Vi ricorda qualcosa?

E mica è finita qui. Pare che la sera del 5 dicembre, accompagnato da un Angelo, facesse il giro delle case di tutto il mondo e si accertasse che i bambini buoni avessero dolcetti e piccoli doni.

Dopo il 1500, con l’avvento della Riforma Protestante (tante grazie, Martin Lutero), il culto dei santi venne abolito. Gesù Bambino divenne il giocattolaio designato. E siccome i bambini buoni sparsi per il pianeta erano fin troppi, il buon Gesù pensò fosse il caso di chiamare i rinforzi. Chiese allora a Sinterklaas di aiutarlo. E Sinterklaas, un omaccione vestito di rosso, una mitra per copricapo, il pastorale nella destra e una folta barba, accettò di buon grado.

Col passare del tempo questo personaggio cambiò pelle si adattò ai tempi moderni.
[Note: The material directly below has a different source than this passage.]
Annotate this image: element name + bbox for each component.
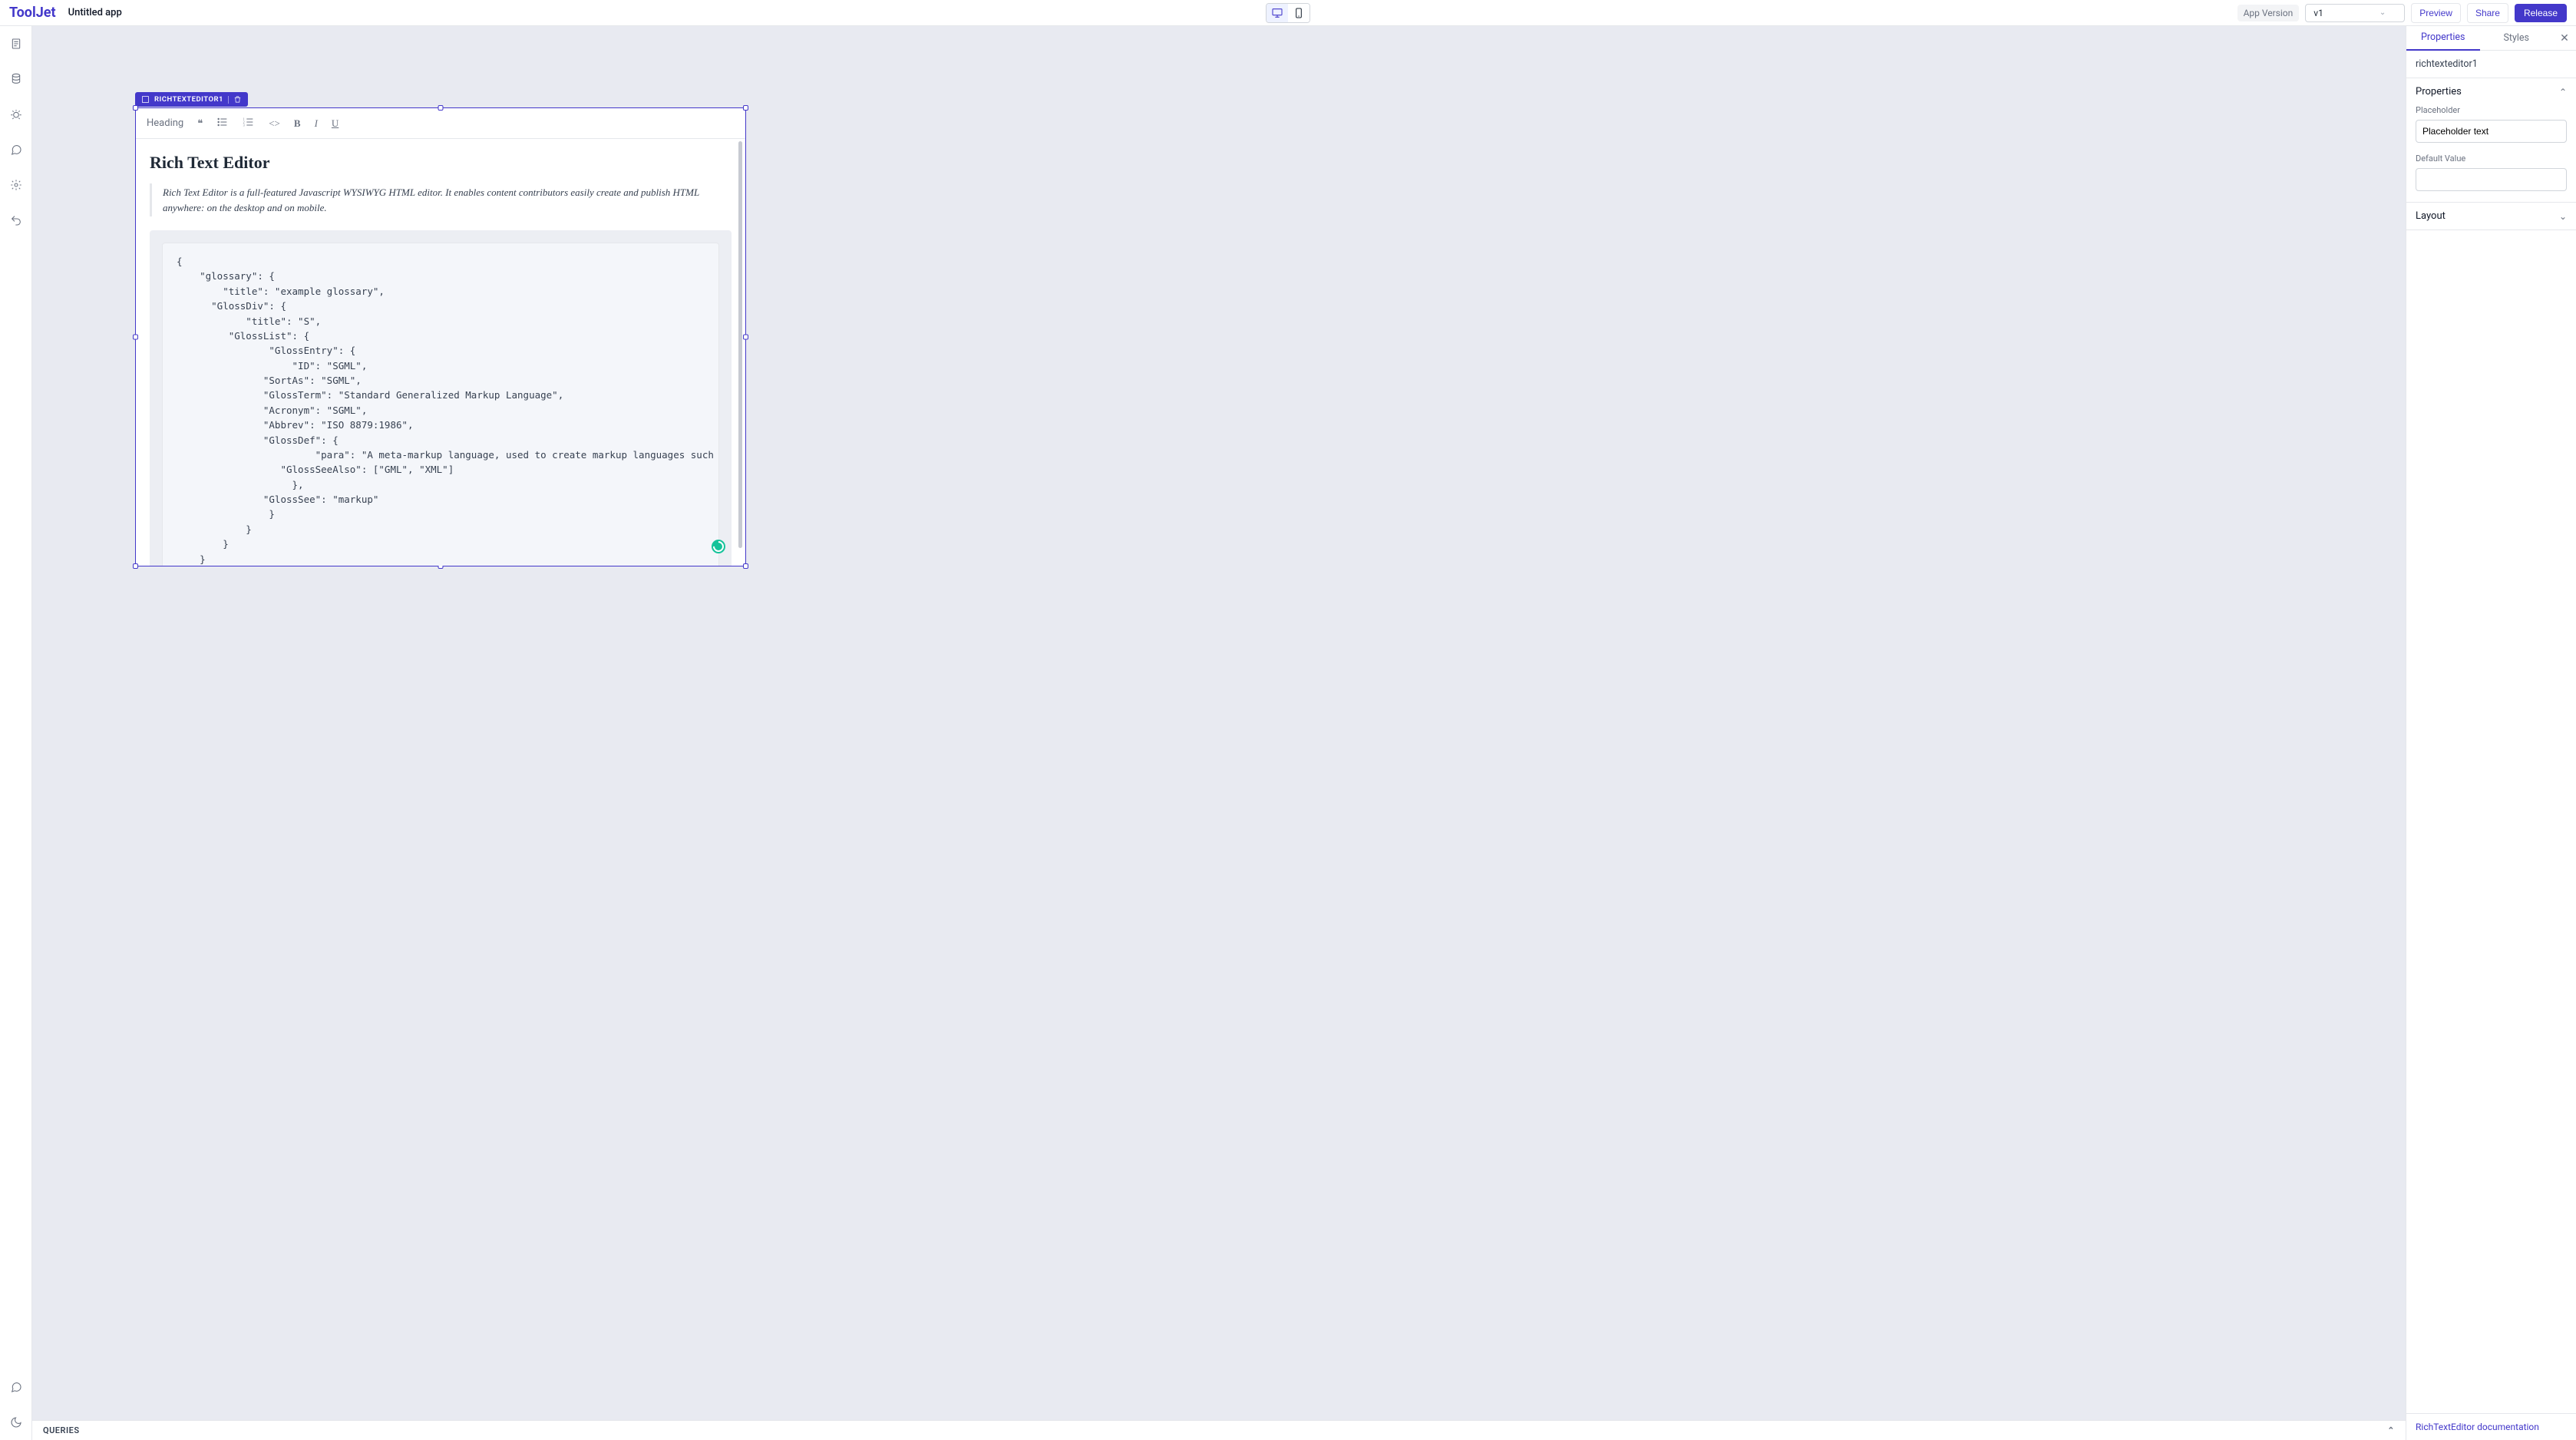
ordered-list-icon[interactable]: 123 — [243, 116, 255, 131]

Ed ecco che nel 1882 (una longevità da far invidia ad Elisabetta II d’Inghilterra) Clement Clark Moore se ne uscì con un’illustrazione.

Ora il caro Sinterklaas, alias Santa Claus, alias San Nicola (’sto tizio aveva più personalità di Norman Bates) è vestito di rosso e ha messo su un bel po’ di pancetta. Il lavoro e tutto il resto. Sapete com’è. E vivere tutto solo al polo nord non migliora di certo le cose. Vero, ci sono le sue otto renne a tenergli compagnia, ma non è che siano molto loquaci, e con quel freddo non si può pretendere che un omaccione di mezza età si metta in tuta ed esca a far jogging. Per non parlare della TV. Lì neanche ci arriva il segnale.

Qualche anno più tardi, nel 1930, la Coca Cola Company si appropriò dell’immagine del nostro amico e la usò per sponsorizzare la bibita più famosa al mondo. Il manifesto fece il giro del pianeta e in un attimo il nostro omaccione diventò una celebrità (beccati questa, cara la mia Ferragni).

Ed ecco che dilaga il mito di Babbo Natale.

Il vecchio barbuto oggi si è messo in proprio. Ha una slitta, otto renne in grado di prendere il volo e un sacco pieno di regali. Ogni anno, il 24 dicembre, lascia la sua graziosa casetta, lì al polo nord, e distribuisce ricchi premi e cotillons ai bambini buoni di tutto il mondo.

E continuerà a farlo per un bel pezzo.